In the document below, the US detailed a pathway that “would entail a 30% reduction in 2025 and a 42% reduction in 2030, in line with the goal to reduce emissions 83% by 2050.”

The reality is the US government won’t have to change its policy significantly to meet its new goal, which it is likely to submit to the UN early in 2015.

And unlike the EU’s recent climate and energy package, it does not offer any scope for increasing its ambition in the event of a global agreement.

Last week, a former White House official told RTCC the US had “got lucky” with the shale gas revolution, allowing it to rapidly make a transition off coal.

In many ways much of the hard political work is done, although the enforcement of president Obama’s power plant CO2 curbs will be critical.

China

The same could be said for elemnts of China’s announcement.

The decision to aim for an emissions peak in 2030 is not ambitious if you consider what scientists inside the country believe it could aim for.

Last December Jiang Kejun, an influential member of the Energy Research Institute, affiliated to the National Development and Reform Commission, told RTCC a 2025 peak was feasible.

Not only that, he said it would be required if the world is to avoid warming of above 2C, a level beyond which irreversible changes are predicted to occur.

“If we want to support a global 2C target, the model says China’s CO2 emission need to peak before 2025,” he said.

“Then the question was feasibility. Can China do that? We used our model to do a simulation, sector by sector, technology by technology, and the answer was it is possible.”

What about China’s goal to get 20% of all its energy to come from non-fossil fuel sources by 2030?

It’s just a 5% increase on its 2020 target, but will entail building 800-1,000GW of nuclear and renewable power capacity, equivalent to China’s existing coal fleet.

Writing in China Dialogue, Zou Ji, deputy director of China’s National Centre for Climate Change Strategy, says the goal is ambitious but can be met.

“It is possible to reach a peak by 2030, but it will require technology to be in place and systemic solutions to a range of issues: economic restructuring, urbanisation, increasing renewables in the energy mix and so on,” he says.

“The manufacturing market is expected to be saturated by about 2020 and output will naturally peak then, but construction and transportation are still going to consume huge quantities of energy and thus create emissions.”

The International Energy Agency’s latest analysis of world trends, published yesterday, predicts renewables could account for 30% of China’s total electricity generation by 2040.

Warming goal

And what of the 2C target mentioned earlier?
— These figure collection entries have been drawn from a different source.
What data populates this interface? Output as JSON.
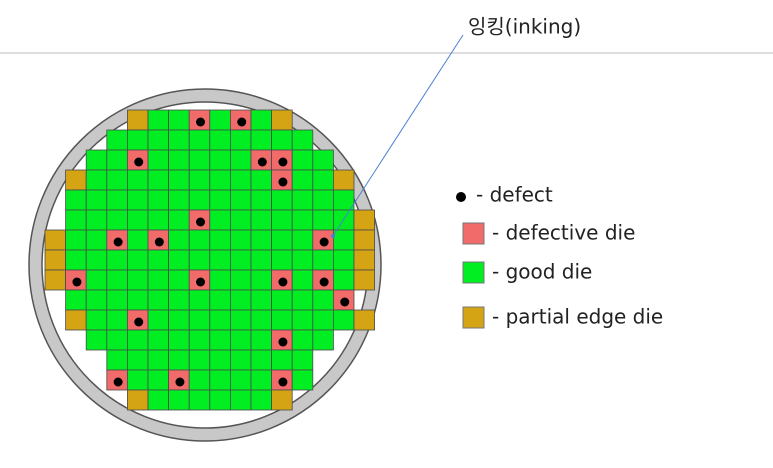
{
  "annotation": "잉킹(inking)",
  "legend": [
    "- defect",
    "- defective die",
    "- good die",
    "- partial edge die"
  ]
}
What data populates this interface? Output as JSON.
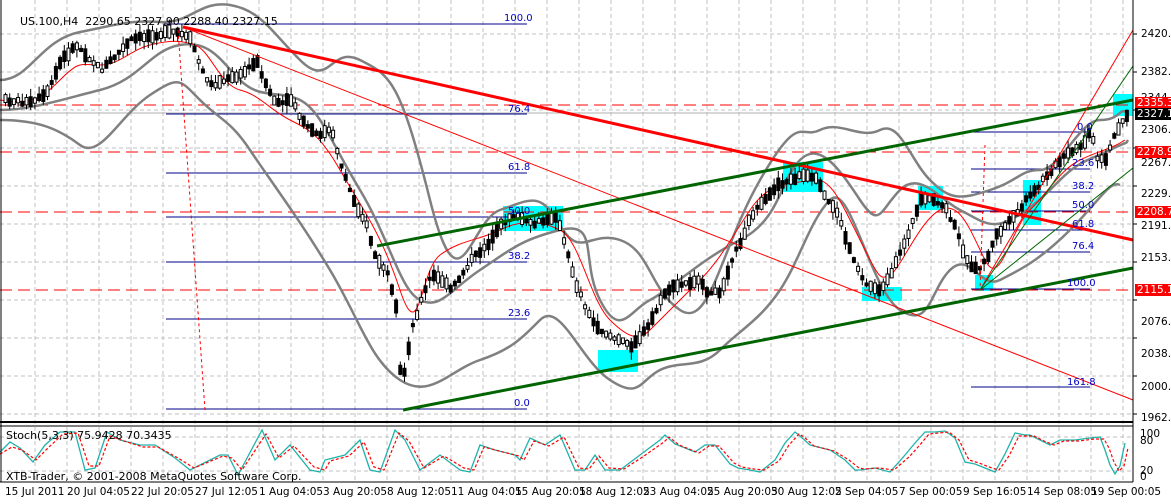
{
  "header": {
    "symbol": "US.100,H4",
    "ohlc": "2290.65 2327.90 2288.40 2327.15"
  },
  "stochastic": {
    "label": "Stoch(5,3,3) 75.9428 70.3435",
    "levels": [
      "100",
      "80",
      "20",
      "0"
    ]
  },
  "copyright": "XTB-Trader, © 2001-2008 MetaQuotes Software Corp.",
  "colors": {
    "background": "#ffffff",
    "grid": "#c0c0c0",
    "candle": "#000000",
    "bollinger": "#808080",
    "ma": "#ff0000",
    "trend_red": "#ff0000",
    "trend_green": "#006400",
    "fib": "#00008b",
    "highlight": "#00ffff",
    "stoch_main": "#20b2aa",
    "stoch_signal": "#ff0000"
  },
  "chart_data": {
    "type": "candlestick",
    "title": "US.100,H4",
    "ohlc_last": {
      "open": 2290.65,
      "high": 2327.9,
      "low": 2288.4,
      "close": 2327.15
    },
    "y_ticks": [
      "2420.00",
      "2382.05",
      "2344.10",
      "2306.15",
      "2267.05",
      "2229.10",
      "2191.15",
      "2153.20",
      "2115.11",
      "2076.15",
      "2038.20",
      "2000.25",
      "1962.30"
    ],
    "ylim": [
      1950,
      2440
    ],
    "x_ticks": [
      "15 Jul 2011",
      "20 Jul 04:05",
      "22 Jul 20:05",
      "27 Jul 12:05",
      "1 Aug 04:05",
      "3 Aug 20:05",
      "8 Aug 12:05",
      "11 Aug 04:05",
      "15 Aug 20:05",
      "18 Aug 12:05",
      "23 Aug 04:05",
      "25 Aug 20:05",
      "30 Aug 12:05",
      "2 Sep 04:05",
      "7 Sep 00:05",
      "9 Sep 16:05",
      "14 Sep 08:05",
      "19 Sep 00:05"
    ],
    "price_tags": [
      {
        "value": "2335.36",
        "color": "#ff0000"
      },
      {
        "value": "2327.15",
        "color": "#000000"
      },
      {
        "value": "2278.99",
        "color": "#ff0000"
      },
      {
        "value": "2208.77",
        "color": "#ff0000"
      },
      {
        "value": "2115.11",
        "color": "#ff0000"
      }
    ],
    "horizontal_levels": [
      2335.36,
      2278.99,
      2208.77,
      2115.11
    ],
    "fibonacci_1": {
      "levels": [
        "100.0",
        "76.4",
        "61.8",
        "50.0",
        "38.2",
        "23.6",
        "0.0"
      ],
      "high": 2425,
      "low": 1970
    },
    "fibonacci_2": {
      "levels": [
        "0.0",
        "23.6",
        "38.2",
        "50.0",
        "61.8",
        "76.4",
        "100.0",
        "161.8"
      ]
    },
    "indicators": [
      "Bollinger Bands",
      "Moving Average",
      "Stochastic(5,3,3)"
    ],
    "stoch_main_last": 75.9428,
    "stoch_signal_last": 70.3435
  }
}
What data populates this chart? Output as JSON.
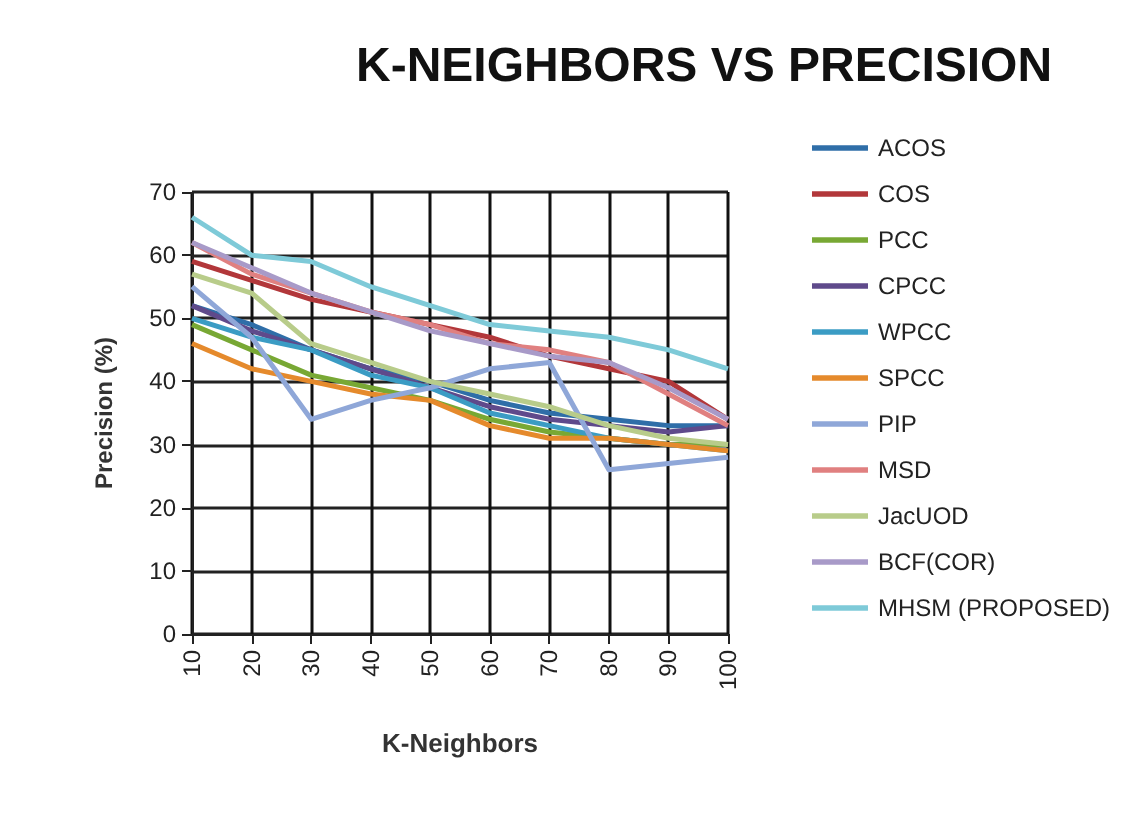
{
  "chart_data": {
    "type": "line",
    "title": "K-NEIGHBORS VS PRECISION",
    "xlabel": "K-Neighbors",
    "ylabel": "Precision (%)",
    "categories": [
      "10",
      "20",
      "30",
      "40",
      "50",
      "60",
      "70",
      "80",
      "90",
      "100"
    ],
    "ylim": [
      0,
      70
    ],
    "yticks": [
      0,
      10,
      20,
      30,
      40,
      50,
      60,
      70
    ],
    "grid": true,
    "legend": "right",
    "marker": "none",
    "line_style": "solid",
    "series": [
      {
        "name": "ACOS",
        "color": "#2f6ea8",
        "values": [
          52,
          49,
          45,
          42,
          40,
          37,
          35,
          34,
          33,
          33
        ]
      },
      {
        "name": "COS",
        "color": "#b2373a",
        "values": [
          59,
          56,
          53,
          51,
          49,
          47,
          44,
          42,
          40,
          34
        ]
      },
      {
        "name": "PCC",
        "color": "#78a834",
        "values": [
          49,
          45,
          41,
          39,
          37,
          34,
          32,
          31,
          30,
          30
        ]
      },
      {
        "name": "CPCC",
        "color": "#5f4a8b",
        "values": [
          52,
          48,
          45,
          42,
          39,
          36,
          34,
          33,
          32,
          33
        ]
      },
      {
        "name": "WPCC",
        "color": "#3b9cc4",
        "values": [
          50,
          47,
          45,
          41,
          39,
          35,
          33,
          31,
          30,
          29
        ]
      },
      {
        "name": "SPCC",
        "color": "#e58a2c",
        "values": [
          46,
          42,
          40,
          38,
          37,
          33,
          31,
          31,
          30,
          29
        ]
      },
      {
        "name": "PIP",
        "color": "#8fa7d8",
        "values": [
          55,
          47,
          34,
          37,
          39,
          42,
          43,
          26,
          27,
          28
        ]
      },
      {
        "name": "MSD",
        "color": "#e08080",
        "values": [
          62,
          57,
          54,
          51,
          49,
          46,
          45,
          43,
          38,
          33
        ]
      },
      {
        "name": "JacUOD",
        "color": "#b8cc8a",
        "values": [
          57,
          54,
          46,
          43,
          40,
          38,
          36,
          33,
          31,
          30
        ]
      },
      {
        "name": "BCF(COR)",
        "color": "#a89ac8",
        "values": [
          62,
          58,
          54,
          51,
          48,
          46,
          44,
          43,
          39,
          34
        ]
      },
      {
        "name": "MHSM (PROPOSED)",
        "color": "#7ecad8",
        "values": [
          66,
          60,
          59,
          55,
          52,
          49,
          48,
          47,
          45,
          42
        ]
      }
    ]
  }
}
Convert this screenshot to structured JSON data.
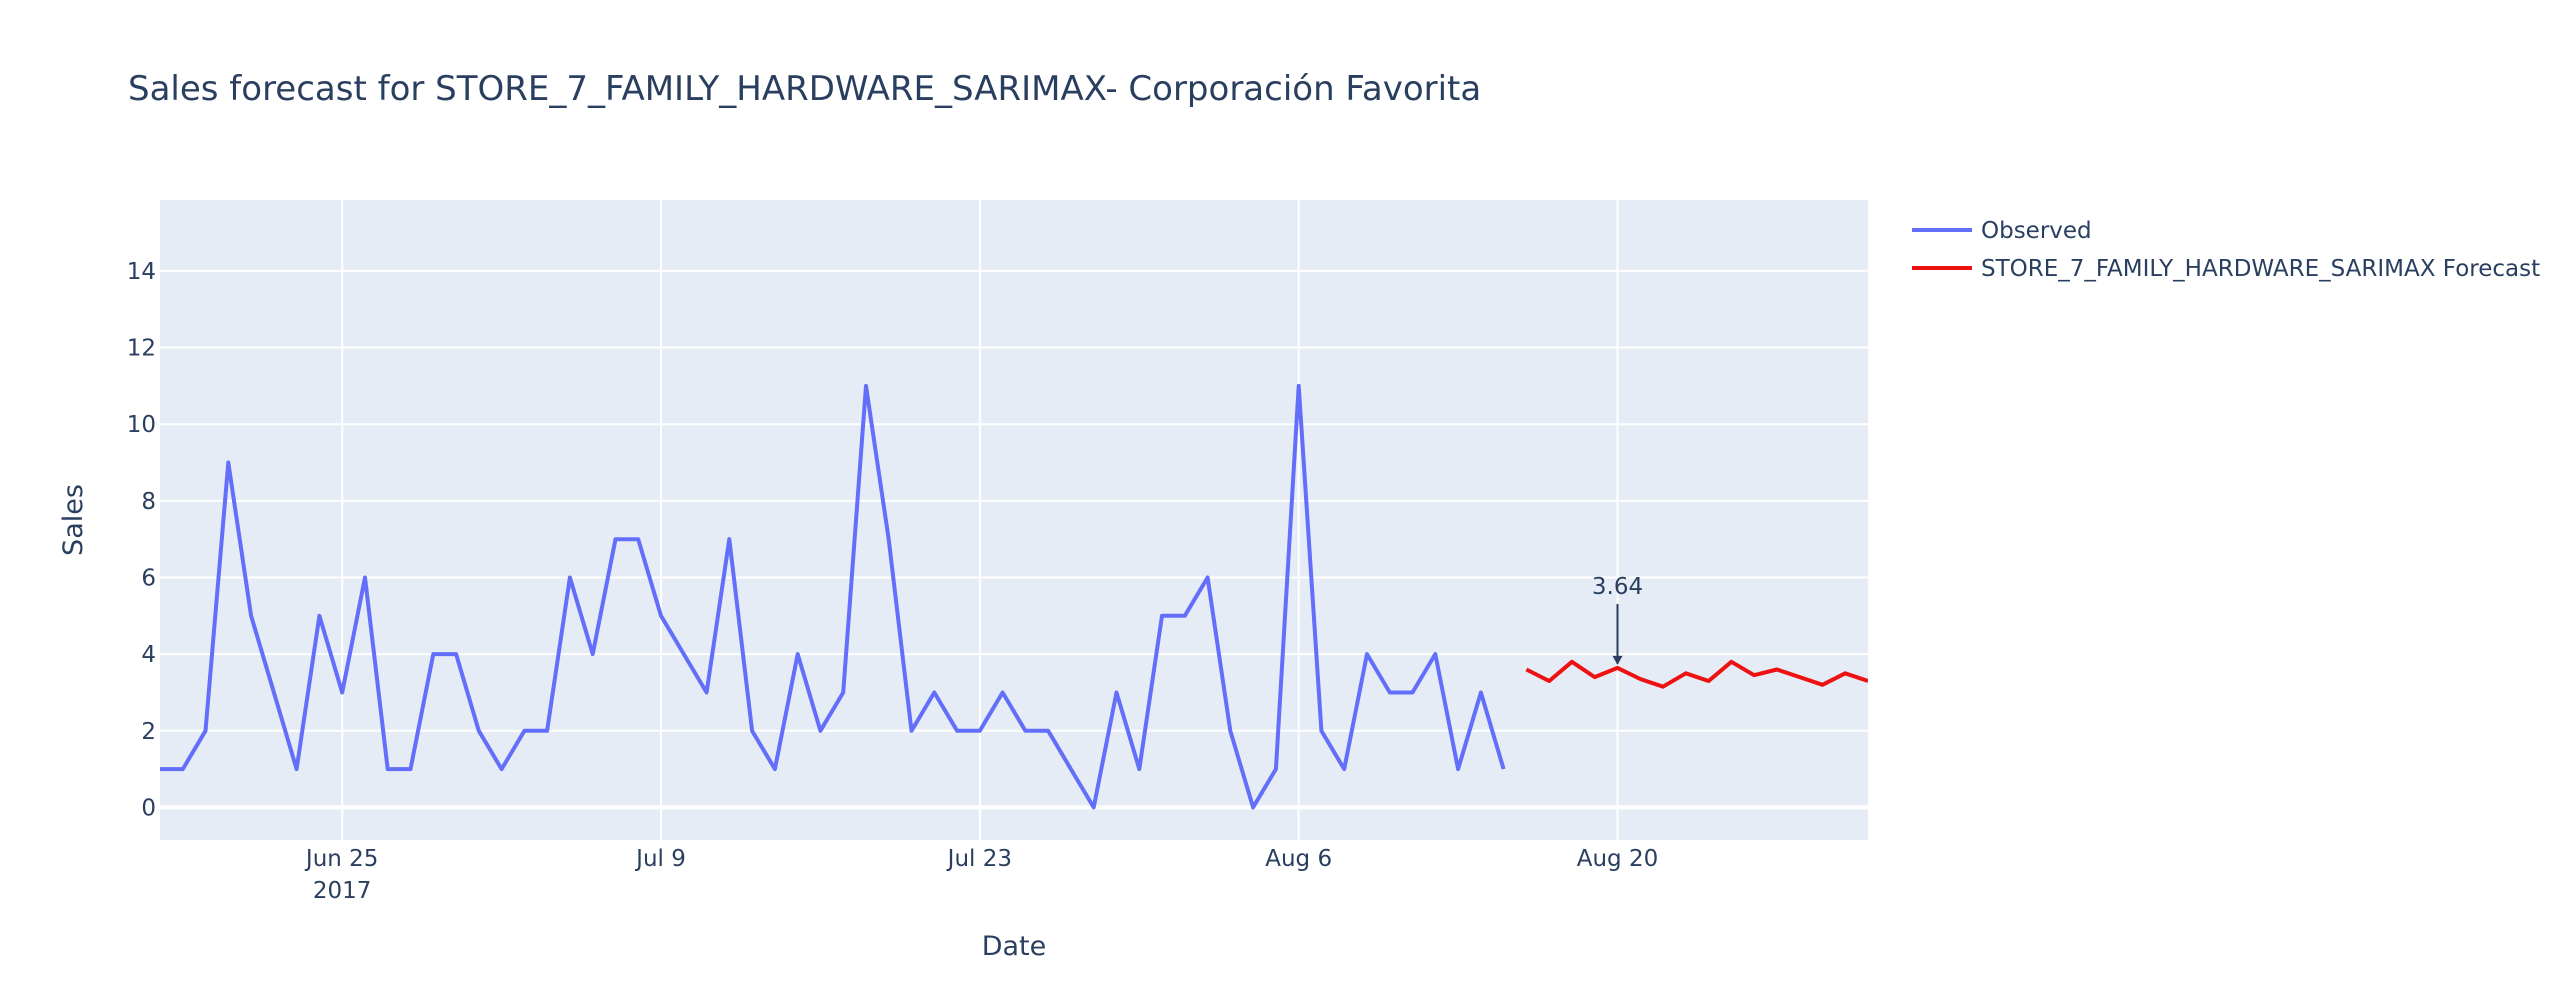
{
  "chart_data": {
    "type": "line",
    "title": "Sales forecast for STORE_7_FAMILY_HARDWARE_SARIMAX- Corporación Favorita",
    "xlabel": "Date",
    "ylabel": "Sales",
    "xlim": [
      "2017-06-17",
      "2017-08-31"
    ],
    "ylim": [
      -0.85,
      15.85
    ],
    "yticks": [
      0,
      2,
      4,
      6,
      8,
      10,
      12,
      14
    ],
    "xticks": [
      {
        "date": "2017-06-25",
        "label": "Jun 25",
        "sublabel": "2017"
      },
      {
        "date": "2017-07-09",
        "label": "Jul 9"
      },
      {
        "date": "2017-07-23",
        "label": "Jul 23"
      },
      {
        "date": "2017-08-06",
        "label": "Aug 6"
      },
      {
        "date": "2017-08-20",
        "label": "Aug 20"
      }
    ],
    "grid": true,
    "legend_position": "top-right outside",
    "series": [
      {
        "name": "Observed",
        "color": "#636efa",
        "start": "2017-06-17",
        "values": [
          1,
          1,
          2,
          9,
          5,
          3,
          1,
          5,
          3,
          6,
          1,
          1,
          4,
          4,
          2,
          1,
          2,
          2,
          6,
          4,
          7,
          7,
          5,
          4,
          3,
          7,
          2,
          1,
          4,
          2,
          3,
          11,
          7,
          2,
          3,
          2,
          2,
          3,
          2,
          2,
          1,
          0,
          3,
          1,
          5,
          5,
          6,
          2,
          0,
          1,
          11,
          2,
          1,
          4,
          3,
          3,
          4,
          1,
          3,
          1
        ]
      },
      {
        "name": "STORE_7_FAMILY_HARDWARE_SARIMAX Forecast",
        "color": "#ee1111",
        "start": "2017-08-16",
        "values": [
          3.6,
          3.3,
          3.8,
          3.4,
          3.64,
          3.35,
          3.15,
          3.5,
          3.3,
          3.8,
          3.45,
          3.6,
          3.4,
          3.2,
          3.5,
          3.3
        ]
      }
    ],
    "annotations": [
      {
        "date": "2017-08-20",
        "y": 3.64,
        "text": "3.64"
      }
    ]
  }
}
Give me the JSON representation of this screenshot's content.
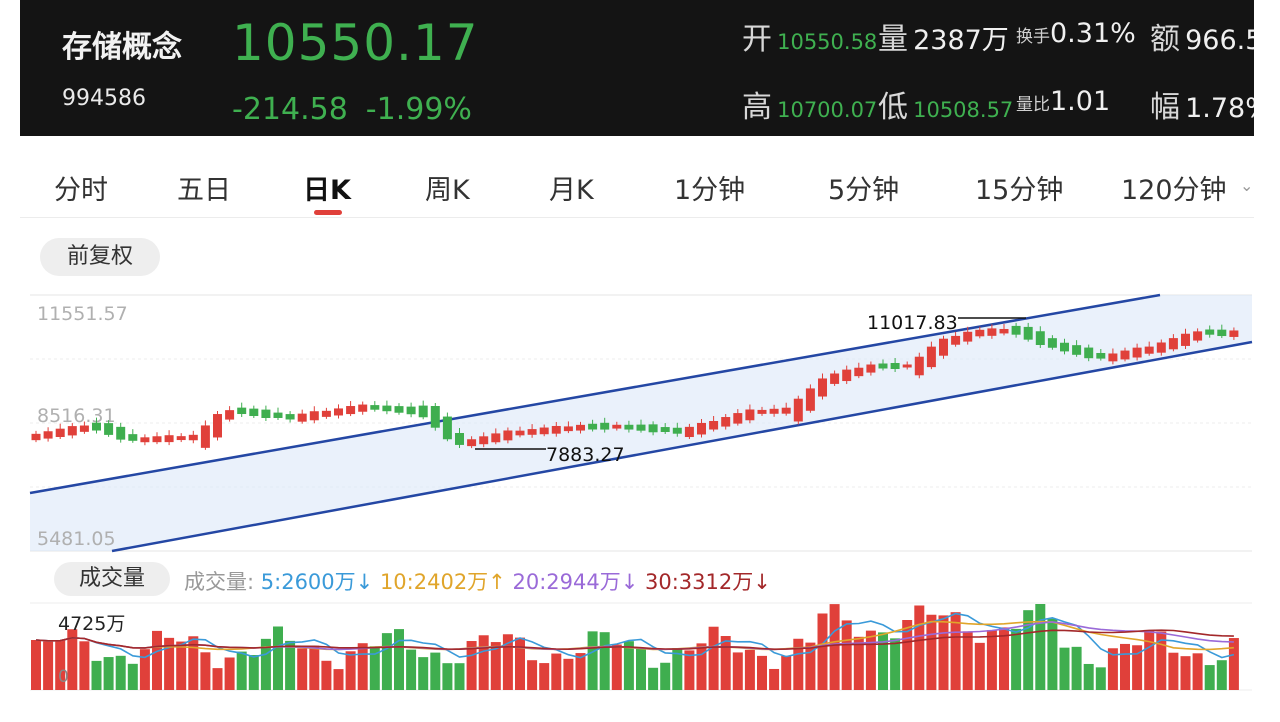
{
  "header": {
    "name": "存储概念",
    "code": "994586",
    "price": "10550.17",
    "change": "-214.58",
    "change_pct": "-1.99%",
    "open_label": "开",
    "open_value": "10550.58",
    "volume_label": "量",
    "volume_value": "2387万",
    "turnover_label": "换手",
    "turnover_value": "0.31%",
    "amount_label": "额",
    "amount_value": "966.5",
    "high_label": "高",
    "high_value": "10700.07",
    "low_label": "低",
    "low_value": "10508.57",
    "ratio_label": "量比",
    "ratio_value": "1.01",
    "amplitude_label": "幅",
    "amplitude_value": "1.78%"
  },
  "tabs": [
    "分时",
    "五日",
    "日K",
    "周K",
    "月K",
    "1分钟",
    "5分钟",
    "15分钟",
    "120分钟"
  ],
  "active_tab": "日K",
  "adjust_label": "前复权",
  "price_axis": [
    "11551.57",
    "8516.31",
    "5481.05"
  ],
  "annotations": {
    "high": "11017.83",
    "low": "7883.27"
  },
  "volume": {
    "title": "成交量",
    "legend_label": "成交量:",
    "ma5": "5:2600万↓",
    "ma10": "10:2402万↑",
    "ma20": "20:2944万↓",
    "ma30": "30:3312万↓",
    "max_label": "4725万",
    "zero_label": "0"
  },
  "colors": {
    "up": "#e0403a",
    "down": "#3fae4f",
    "channel": "#2447a4",
    "ma5": "#3a9ad9",
    "ma10": "#e0a52b",
    "ma20": "#9a6ad8",
    "ma30": "#a3282a"
  }
}
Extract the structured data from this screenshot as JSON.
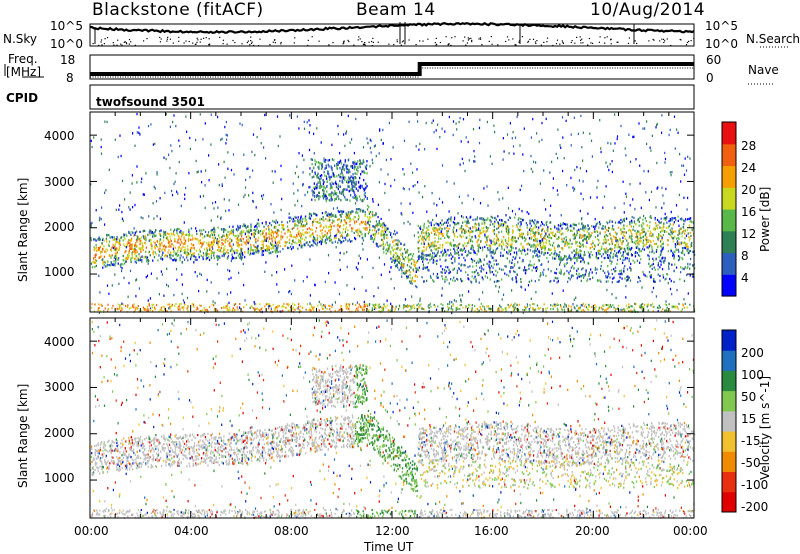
{
  "header": {
    "station": "Blackstone (fitACF)",
    "beam": "Beam 14",
    "date": "10/Aug/2014"
  },
  "top_panels": {
    "nsky_label": "N.Sky",
    "nsky_ticks": [
      "10^5",
      "10^0"
    ],
    "nsearch_label": "N.Search",
    "nsearch_ticks": [
      "10^5",
      "10^0"
    ],
    "freq_label_1": "Freq.",
    "freq_label_2": "[MHz]",
    "freq_ticks": [
      "18",
      "8"
    ],
    "nave_label": "Nave",
    "nave_ticks": [
      "60",
      "0"
    ],
    "cpid_label": "CPID",
    "cpid_value": "twofsound 3501"
  },
  "chart_data": [
    {
      "type": "heatmap",
      "title": "",
      "ylabel": "Slant Range [km]",
      "xlabel": "",
      "ylim": [
        180,
        4500
      ],
      "xlim": [
        0,
        24
      ],
      "yticks": [
        "1000",
        "2000",
        "3000",
        "4000"
      ],
      "colorbar": {
        "label": "Power [dB]",
        "ticks": [
          "4",
          "8",
          "12",
          "16",
          "20",
          "24",
          "28"
        ],
        "colors": [
          "#0000ff",
          "#2e5fbf",
          "#2f7f55",
          "#5ab84a",
          "#c8d81e",
          "#f5a000",
          "#f06010",
          "#e81010"
        ]
      },
      "features": [
        {
          "x": [
            0,
            11
          ],
          "y": [
            1300,
            2100
          ],
          "value": 18,
          "desc": "main band"
        },
        {
          "x": [
            11,
            13
          ],
          "y": [
            800,
            1600
          ],
          "value": 20
        },
        {
          "x": [
            13,
            24
          ],
          "y": [
            1500,
            2300
          ],
          "value": 14
        }
      ]
    },
    {
      "type": "heatmap",
      "title": "",
      "ylabel": "Slant Range [km]",
      "xlabel": "Time UT",
      "ylim": [
        180,
        4500
      ],
      "xlim": [
        0,
        24
      ],
      "yticks": [
        "1000",
        "2000",
        "3000",
        "4000"
      ],
      "xticks": [
        "00:00",
        "04:00",
        "08:00",
        "12:00",
        "16:00",
        "20:00",
        "00:00"
      ],
      "colorbar": {
        "label": "Velocity [m s^-1]",
        "ticks": [
          "200",
          "100",
          "50",
          "15",
          "-15",
          "-50",
          "-100",
          "-200"
        ],
        "colors": [
          "#0020c8",
          "#2070c0",
          "#2a8a40",
          "#80c850",
          "#c0c0c0",
          "#f0c030",
          "#f08a00",
          "#e83010",
          "#e00000"
        ]
      }
    }
  ]
}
Warnings from the Intergovernmental Panel on Climate Change that the world is heading for warming of beyond 3C by the end of the century are still valid.

Climate economist Chris Hope’s analysis was widely picked up by the media on Wednesday.

“It appears that these agreements on their own give us less than a 1% chance of keeping the rise in global mean temperatures below the iconic 2C level in 2100,” he wrote. “Most likely the rise will be about 3.8C.”

Later he added more analysis based on comments from readers suggesting he was being pessimistic.

“I have repeated the analysis assuming the rest of the OECD matches the US’s actions of a 28% cut by 2025 (with the EU cutting by 40% as before), and the rest of the developing world matches China’s pledge to stop increasing emissions by 2030.

“The chance of staying below 2C in 2100 rises to 1.1%, and the mean impacts in 2100 are now about $19 trillion.”

This isn’t to denigrate the deal made yesterday between the US and China. Politically it is significant and a huge step towards a global agreement on climate change.

It also marks yet another important step away from the 2009 Copenhagen climate summit, which saw relations between the two countries collapse.

But it’s becoming clearer much of this joint pact is simply business as usual, now packaged up in an agreement that makes that trajectory slightly harder to break.